Dopo gli inquietanti eventi di stamattina la situazione è estremamente grave e risulta particolarmente difficile provare a fare speculazioni sul futuro politico del paese. La giustificazione per il colpo di stato è molto fragile: Win Myint non è stato in grado di adempiere ai suoi doveri solo perché i militari lo hanno arrestato. Allo stato attuale, tuttavia, la costituzione rimane in vigore.
Da un lato ciò potrebbe essere positivo, poiché la carta offre potenzialmente un percorso per tornare al governo democratico; dopo che l’ultima costituzione è stata abolita nel 1988 ci sono voluti ben 23 anni per trasferire il potere a un governo eletto.

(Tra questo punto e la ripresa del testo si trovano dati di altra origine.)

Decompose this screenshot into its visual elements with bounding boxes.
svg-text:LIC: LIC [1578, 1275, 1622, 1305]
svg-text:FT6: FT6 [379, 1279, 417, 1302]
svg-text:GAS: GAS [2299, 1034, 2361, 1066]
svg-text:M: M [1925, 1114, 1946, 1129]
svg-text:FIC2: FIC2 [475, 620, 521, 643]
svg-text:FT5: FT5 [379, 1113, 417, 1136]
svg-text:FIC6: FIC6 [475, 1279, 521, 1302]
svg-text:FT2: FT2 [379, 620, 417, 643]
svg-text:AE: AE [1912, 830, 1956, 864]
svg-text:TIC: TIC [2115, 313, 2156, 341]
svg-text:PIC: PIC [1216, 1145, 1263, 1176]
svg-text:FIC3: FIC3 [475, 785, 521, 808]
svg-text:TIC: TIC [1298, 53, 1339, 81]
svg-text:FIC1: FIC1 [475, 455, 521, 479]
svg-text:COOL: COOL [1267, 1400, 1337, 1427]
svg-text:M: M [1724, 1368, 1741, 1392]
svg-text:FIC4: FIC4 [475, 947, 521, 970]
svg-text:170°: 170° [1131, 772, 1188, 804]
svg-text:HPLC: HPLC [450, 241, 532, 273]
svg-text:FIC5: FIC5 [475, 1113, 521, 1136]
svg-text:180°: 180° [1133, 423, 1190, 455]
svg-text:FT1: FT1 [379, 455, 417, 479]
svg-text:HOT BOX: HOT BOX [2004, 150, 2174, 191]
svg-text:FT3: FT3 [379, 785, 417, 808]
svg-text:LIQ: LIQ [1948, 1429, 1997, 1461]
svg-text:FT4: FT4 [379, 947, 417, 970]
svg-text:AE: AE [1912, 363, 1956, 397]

Allo stesso tempo, però, la costituzione in vigore, come è stato dimostrato dai recenti eventi, è, da diverse prospettive, intrinsecamente antidemocratica. Il fatto che quanto avvenuto sia stato giustificato in base alla stessa carta costituzionale, non importa quanto subdoli siano i mezzi o quanto inconsistente la giustificazione, servirà solo a legittimare il colpo di stato.
I militari potranno sostenere che le loro mosse siano legali. Ciò, inoltre, renderà più semplice ai paesi che non si preoccupano del fatto che il Myanmar abbia un governo democraticamente eletto – tipo la Cina – di sostenere il nuovo regime di fronte alle inevitabili richieste di sanzioni avanzate dalla comunità internazionale.
Molti erano convinti che un colpo di stato fosse ormai improbabile in Birmania, dato che l’attuale sistema è stato progettato dai militari per mantenere il potere evitando al contempo di assumersi qualunque responsabilità di governo.
La situazione, tuttavia, si è modificata repentinamente negli ultimi giorni: i militari si sono rifiutati di escludere la possibilità di un colpo di stato e, successivamente, il generale Min Aung Hlaing – capo di stato e comandante in capo delle forze armate – ha dichiarato che avrebbe potuto abolire l’attuale costituzione, se necessario.
Di fronte alle preoccupazioni dimostrate immediatamente dalla comunità internazionale il Tatmadaw si è schermito, sostenendo che la responsabilità fosse attribuibile ai giornalisti, che avevano mal compreso le dichiarazioni di Min Aung Hlaing. Domenica scorsa, poi, in una dichiarazione insolitamente ben scritta indirizzata ai governi occidentali, i militari hanno affermato di “trovare inaccettabile il processo elettorale del 2020”.
Nonostante l’insistenza del Tatmadaw, nessuno ha mai preso sul serio le accuse di frode e quindi tutta questa macchinazione veniva vista come una copertura per le reali preoccupazioni dei militari.
Questa è una crisi causata dall’ansia di Min Aung Hlaing per il suo futuro; per legge, egli – uno degli uomini più ricercati del pianeta a causa del suo ruolo nel genocidio ai danni dei Rohingya – avrebbe dovuto ritirarsi a metà del 2021, quando compirà 65 anni. Aveva la concreta possibilità di raggiungere la presidenza del paese ma, data la vittoria schiacciante della Nld, gli sono rimaste pochissime possibilità che ciò accada.
Le reazioni internazionali
La reazione dei gruppi per i diritti umani e della comunità internazionale non si è fatta attendere, con la promessa degli Stati Uniti di «agire contro i responsabili se questo percorso non verrà invertito». Il portavoce della Casa Bianca, Jen Psaki, ha detto che gli Stati Uniti sono “allarmati” per l’arresto di Aung San Suu Kyi e “altri funzionari civili”.
I parlamentari Asean per i diritti umani hanno definito gli sviluppi “uno schiaffo in faccia a tutti i cittadini del Myanmar che sono andati a votare alle elezioni di novembre”, chiedendo ai militari di avere rispetto per la volontà del popolo.